Reed Smith Client Alerts

In the wake of the U.S. Supreme Court’s Wayfair decision, a number of states have begun imposing economic nexus standards for sales and use tax purposes. Maryland just became the latest. On August 29, 2018, the Maryland General Assembly’s Joint Committee on Administrative, Executive, and Legislative Review (AELR) approved the Comptroller of Maryland’s “emergency regulation” requiring vendors with more than $100,000 in sales or 200 or more separate transactions into Maryland to register and collect sales tax beginning on October 1, 2018. The emergency regulation will expire on March 30, 2019, at which point it must go through the normal rulemaking process, which will include a period for public comment.

Under Maryland law, to “engage in the business of an out-of-state vendor” means to sell or deliver tangible personal property or taxable services for use in Maryland. Pursuant to the statute, this includes maintaining an office or warehouse in the state, having an agent or salesman delivering or soliciting orders in the state, and entering the state on a regular basis to provide services or repairs to tangible personal property. The statute does not expressly impose an economic nexus threshold. And the regulation currently in effect mimics the definitions in the statute.
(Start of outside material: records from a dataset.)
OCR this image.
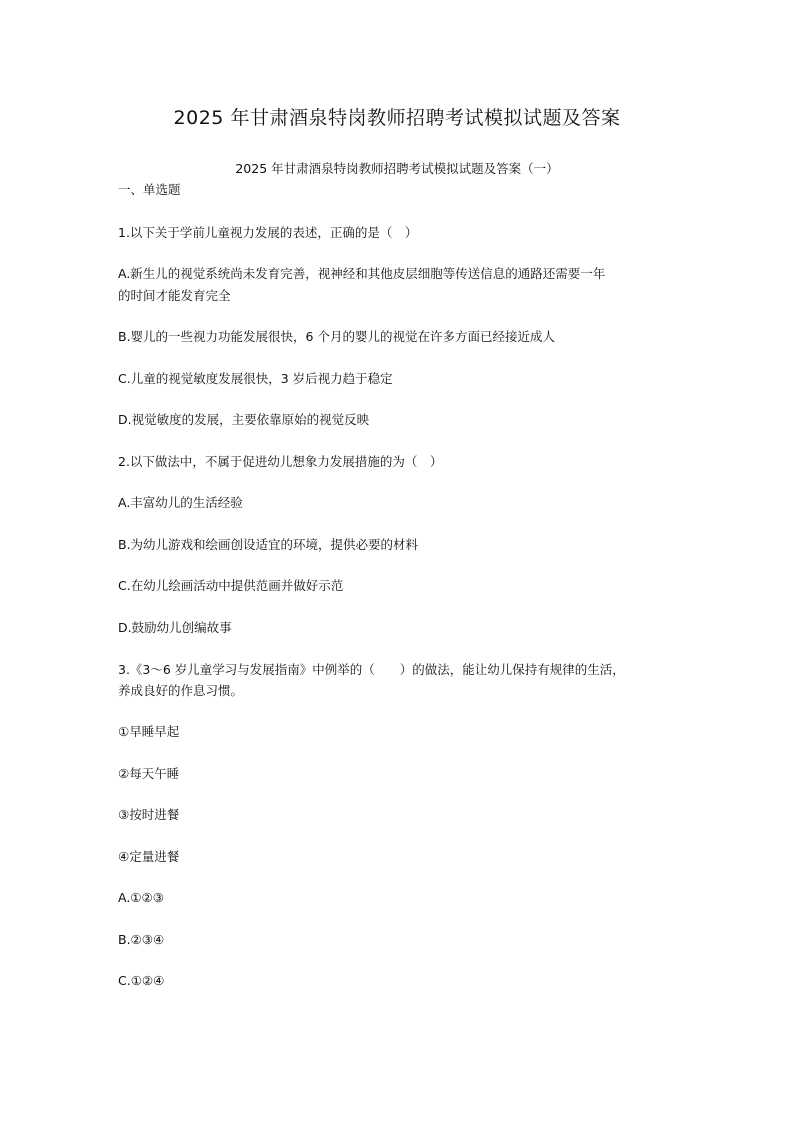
2025 年甘肃酒泉特岗教师招聘考试模拟试题及答案
2025 年甘肃酒泉特岗教师招聘考试模拟试题及答案（一）
一、单选题
1.以下关于学前儿童视力发展的表述，正确的是（　）
A.新生儿的视觉系统尚未发育完善，视神经和其他皮层细胞等传送信息的通路还需要一年
的时间才能发育完全
B.婴儿的一些视力功能发展很快，6 个月的婴儿的视觉在许多方面已经接近成人
C.儿童的视觉敏度发展很快，3 岁后视力趋于稳定
D.视觉敏度的发展，主要依靠原始的视觉反映
2.以下做法中，不属于促进幼儿想象力发展措施的为（　）
A.丰富幼儿的生活经验
B.为幼儿游戏和绘画创设适宜的环境，提供必要的材料
C.在幼儿绘画活动中提供范画并做好示范
D.鼓励幼儿创编故事
3.《3～6 岁儿童学习与发展指南》中例举的（　　）的做法，能让幼儿保持有规律的生活，
养成良好的作息习惯。
①早睡早起
②每天午睡
③按时进餐
④定量进餐
A.①②③
B.②③④
C.①②④
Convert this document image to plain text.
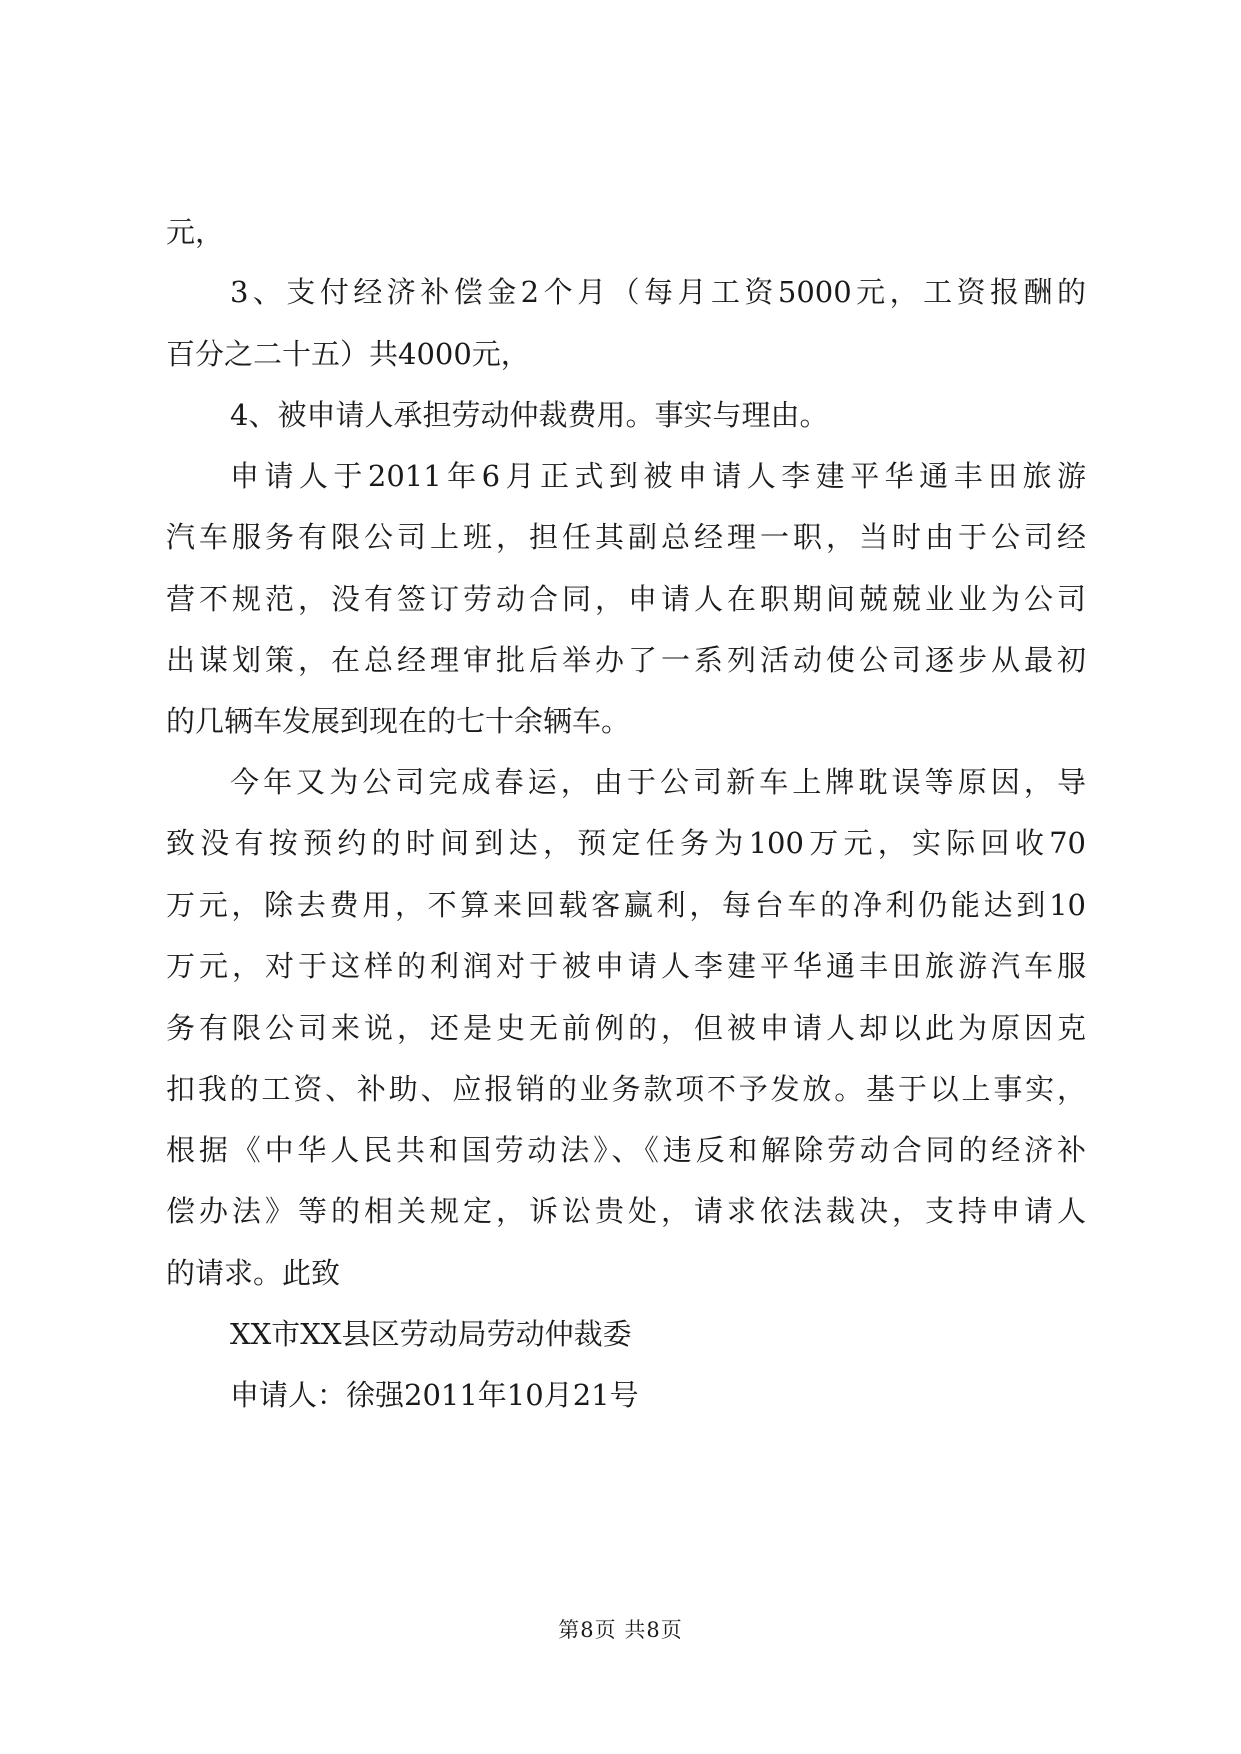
元，
3、支付经济补偿金2个月（每月工资5000元，工资报酬的
百分之二十五）共4000元，
4、被申请人承担劳动仲裁费用。事实与理由。
申请人于2011年6月正式到被申请人李建平华通丰田旅游
汽车服务有限公司上班，担任其副总经理一职，当时由于公司经
营不规范，没有签订劳动合同，申请人在职期间兢兢业业为公司
出谋划策，在总经理审批后举办了一系列活动使公司逐步从最初
的几辆车发展到现在的七十余辆车。
今年又为公司完成春运，由于公司新车上牌耽误等原因，导
致没有按预约的时间到达，预定任务为100万元，实际回收70
万元，除去费用，不算来回载客赢利，每台车的净利仍能达到10
万元，对于这样的利润对于被申请人李建平华通丰田旅游汽车服
务有限公司来说，还是史无前例的，但被申请人却以此为原因克
扣我的工资、补助、应报销的业务款项不予发放。基于以上事实，
根据《中华人民共和国劳动法》、《违反和解除劳动合同的经济补
偿办法》等的相关规定，诉讼贵处，请求依法裁决，支持申请人
的请求。此致
XX市XX县区劳动局劳动仲裁委
申请人：徐强2011年10月21号
第8页 共8页
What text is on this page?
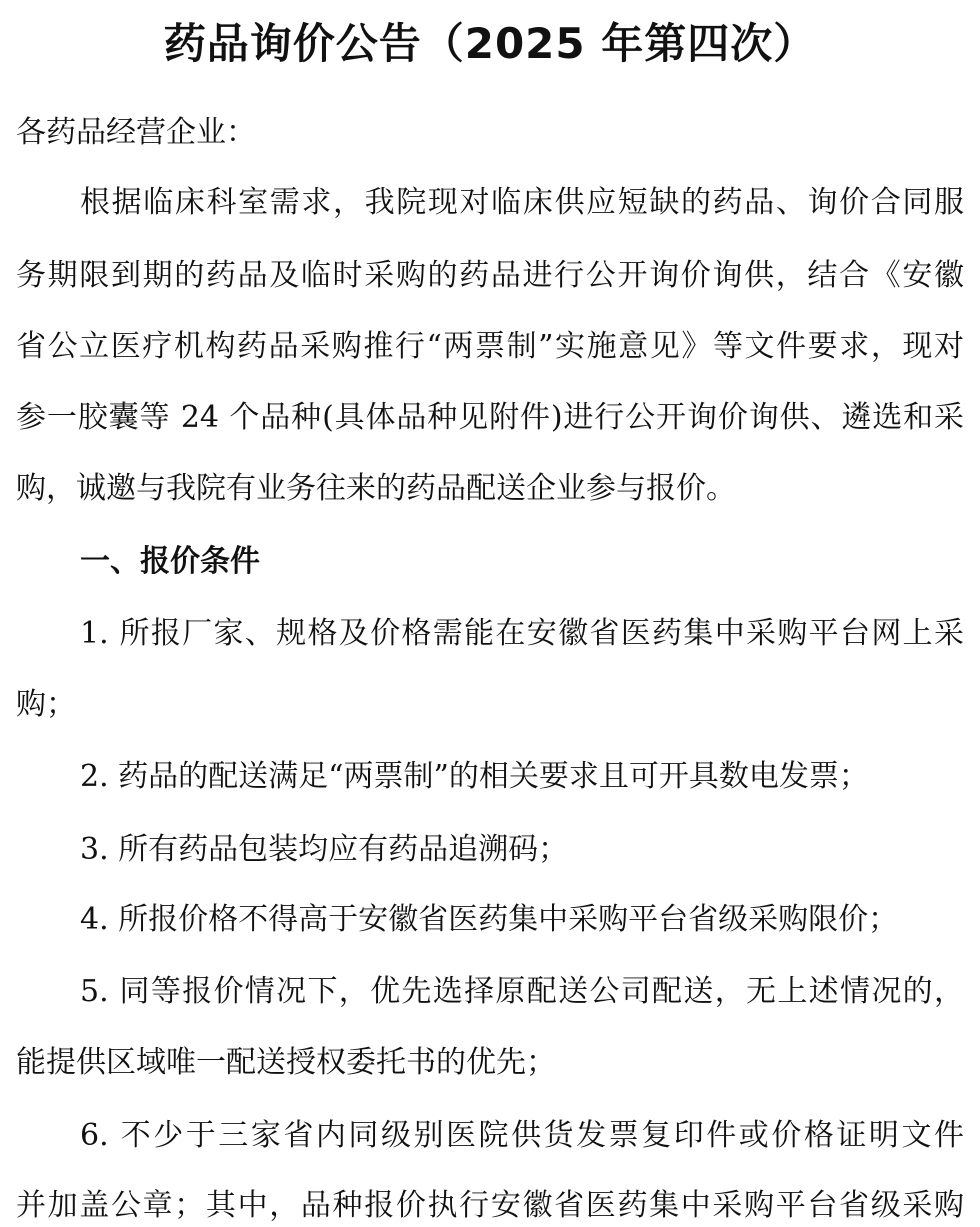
药品询价公告（2025 年第四次）
各药品经营企业：
根据临床科室需求，我院现对临床供应短缺的药品、询价合同服
务期限到期的药品及临时采购的药品进行公开询价询供，结合《安徽
省公立医疗机构药品采购推行“两票制”实施意见》等文件要求，现对
参一胶囊等 24 个品种(具体品种见附件)进行公开询价询供、遴选和采
购，诚邀与我院有业务往来的药品配送企业参与报价。
一、报价条件
1. 所报厂家、规格及价格需能在安徽省医药集中采购平台网上采
购；
2. 药品的配送满足“两票制”的相关要求且可开具数电发票；
3. 所有药品包装均应有药品追溯码；
4. 所报价格不得高于安徽省医药集中采购平台省级采购限价；
5. 同等报价情况下，优先选择原配送公司配送，无上述情况的，
能提供区域唯一配送授权委托书的优先；
6. 不少于三家省内同级别医院供货发票复印件或价格证明文件
并加盖公章；其中，品种报价执行安徽省医药集中采购平台省级采购
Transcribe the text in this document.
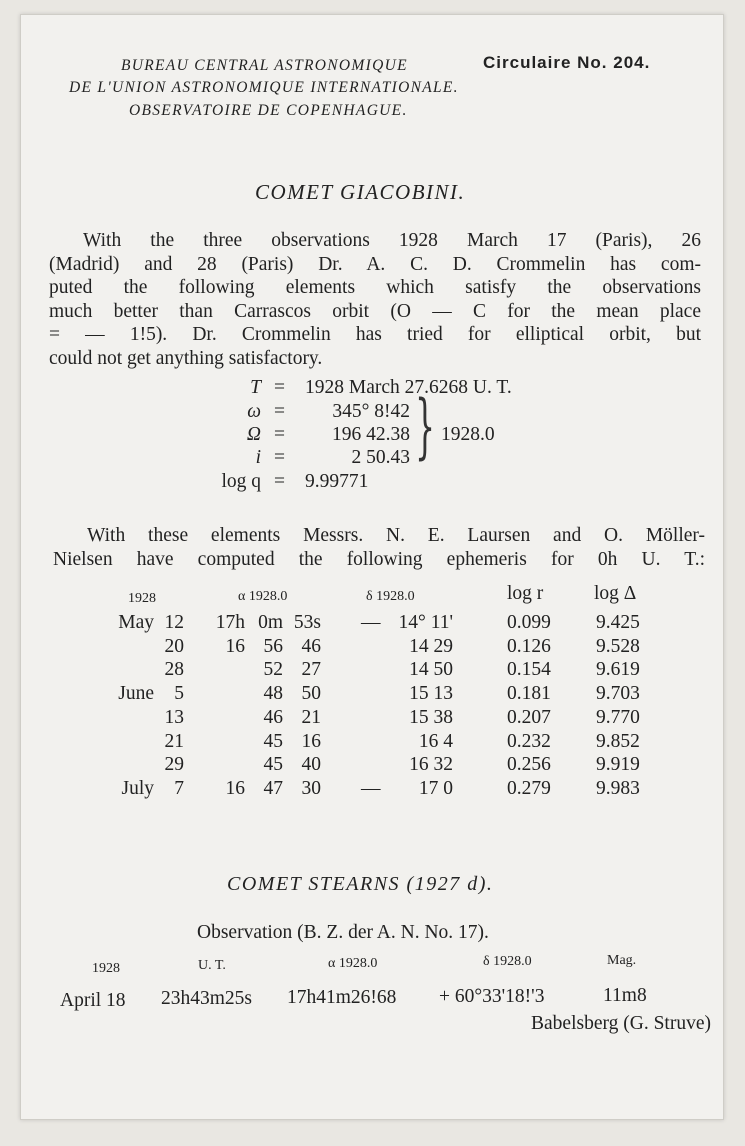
BUREAU CENTRAL ASTRONOMIQUE	Circulaire No. 204.
DE L'UNION ASTRONOMIQUE INTERNATIONALE.
OBSERVATOIRE DE COPENHAGUE.
COMET GIACOBINI.
With the three observations 1928 March 17 (Paris), 26
(Madrid) and 28 (Paris) Dr. A. C. D. Crommelin has com-
puted the following elements which satisfy the observations
much better than Carrascos orbit (O — C for the mean place
= — 1!5). Dr. Crommelin has tried for elliptical orbit, but
could not get anything satisfactory.
T = 1928 March 27.6268 U. T.
ω = 345° 8!42
Ω = 196 42.38
i =	2 50.43
log q = 9.99771
} 1928.0
With these elements Messrs. N. E. Laursen and O. Möller-
Nielsen have computed the following ephemeris for 0h U. T.:
1928	α 1928.0	δ 1928.0	log r	log Δ
May 12 17h 0m 53s — 14° 11'	0.099 9.425
20 16 56 46	14 29	0.126 9.528
28	52 27	14 50	0.154 9.619
June 5	48 50	15 13	0.181 9.703
13	46 21	15 38	0.207 9.770
21	45 16	16 4	0.232 9.852
29	45 40	16 32	0.256 9.919
July 7 16 47 30 — 17 0	0.279 9.983
COMET STEARNS (1927 d).
Observation (B. Z. der A. N. No. 17).
1928	U. T.	α 1928.0	δ 1928.0	Mag.
April 18 23h43m25s 17h41m26!68 + 60°33'18!'3	11m8
Babelsberg (G. Struve)
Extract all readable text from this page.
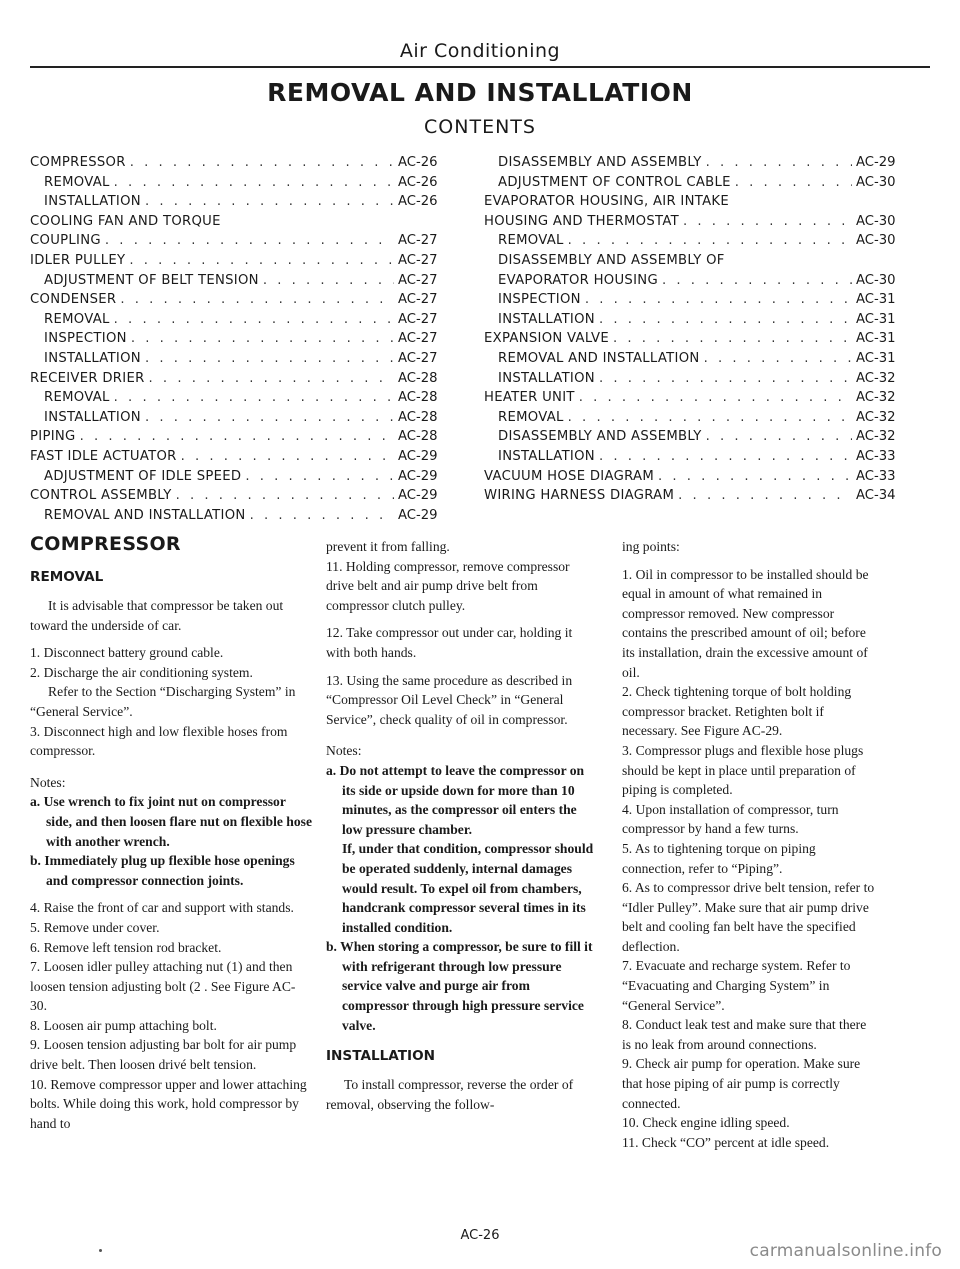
Air Conditioning
REMOVAL AND INSTALLATION
CONTENTS
COMPRESSOR . . .	AC-26
REMOVAL . . .	AC-26
INSTALLATION . . .	AC-26
COOLING FAN AND TORQUE
COUPLING . . .	AC-27
IDLER PULLEY . . .	AC-27
ADJUSTMENT OF BELT TENSION . . .	AC-27
CONDENSER . . .	AC-27
REMOVAL . . .	AC-27
INSPECTION . . .	AC-27
INSTALLATION . . .	AC-27
RECEIVER DRIER . . .	AC-28
REMOVAL . . .	AC-28
INSTALLATION . . .	AC-28
PIPING . . .	AC-28
FAST IDLE ACTUATOR . . .	AC-29
ADJUSTMENT OF IDLE SPEED . . .	AC-29
CONTROL ASSEMBLY . . .	AC-29
REMOVAL AND INSTALLATION . . .	AC-29
DISASSEMBLY AND ASSEMBLY . . .	AC-29
ADJUSTMENT OF CONTROL CABLE . . .	AC-30
EVAPORATOR HOUSING, AIR INTAKE
HOUSING AND THERMOSTAT . . .	AC-30
REMOVAL . . .	AC-30
DISASSEMBLY AND ASSEMBLY OF
EVAPORATOR HOUSING . . .	AC-30
INSPECTION . . .	AC-31
INSTALLATION . . .	AC-31
EXPANSION VALVE . . .	AC-31
REMOVAL AND INSTALLATION . . .	AC-31
INSTALLATION . . .	AC-32
HEATER UNIT . . .	AC-32
REMOVAL . . .	AC-32
DISASSEMBLY AND ASSEMBLY . . .	AC-32
INSTALLATION . . .	AC-33
VACUUM HOSE DIAGRAM . . .	AC-33
WIRING HARNESS DIAGRAM . . .	AC-34

COMPRESSOR

REMOVAL

It is advisable that compressor be taken out toward the underside of car.

1. Disconnect battery ground cable.

2. Discharge the air conditioning system.

Refer to the Section “Discharging System” in “General Service”.

3. Disconnect high and low flexible hoses from compressor.

Notes:

a. Use wrench to fix joint nut on compressor side, and then loosen flare nut on flexible hose with another wrench.

b. Immediately plug up flexible hose openings and compressor connection joints.

4. Raise the front of car and support with stands.

5. Remove under cover.

6. Remove left tension rod bracket.

7. Loosen idler pulley attaching nut (1) and then loosen tension adjusting bolt (2 . See Figure AC-30.

8. Loosen air pump attaching bolt.

9. Loosen tension adjusting bar bolt for air pump drive belt. Then loosen drivé belt tension.

10. Remove compressor upper and lower attaching bolts. While doing this work, hold compressor by hand to

prevent it from falling.

11. Holding compressor, remove compressor drive belt and air pump drive belt from compressor clutch pulley.

12. Take compressor out under car, holding it with both hands.

13. Using the same procedure as described in “Compressor Oil Level Check” in “General Service”, check quality of oil in compressor.

Notes:

a. Do not attempt to leave the compressor on its side or upside down for more than 10 minutes, as the compressor oil enters the low pressure chamber.

If, under that condition, compressor should be operated suddenly, internal damages would result. To expel oil from chambers, handcrank compressor several times in its installed condition.

b. When storing a compressor, be sure to fill it with refrigerant through low pressure service valve and purge air from compressor through high pressure service valve.

INSTALLATION

To install compressor, reverse the order of removal, observing the follow-

ing points:

1. Oil in compressor to be installed should be equal in amount of what remained in compressor removed. New compressor contains the prescribed amount of oil; before its installation, drain the excessive amount of oil.

2. Check tightening torque of bolt holding compressor bracket. Retighten bolt if necessary. See Figure AC-29.

3. Compressor plugs and flexible hose plugs should be kept in place until preparation of piping is completed.

4. Upon installation of compressor, turn compressor by hand a few turns.

5. As to tightening torque on piping connection, refer to “Piping”.

6. As to compressor drive belt tension, refer to “Idler Pulley”. Make sure that air pump drive belt and cooling fan belt have the specified deflection.

7. Evacuate and recharge system. Refer to “Evacuating and Charging System” in “General Service”.

8. Conduct leak test and make sure that there is no leak from around connections.

9. Check air pump for operation. Make sure that hose piping of air pump is correctly connected.

10. Check engine idling speed.

11. Check “CO” percent at idle speed.

AC-26
carmanualsonline.info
In other words, engaging in the business of an out-of-state vendor under existing law arguably is limited to sellers with some physical presence in Maryland.

Comptroller Peter Franchot has been a staunch proponent of economic nexus and believes that the physical presence rule harms local Maryland businesses. In a recent interview with Reed Smith, Franchot predicted a victory for the states in Wayfair and said he “is totally in favor of a Maryland sales tax on remote sellers,” and that “Wayfair and all these other people need to do the right thing” and collect and remit sales tax.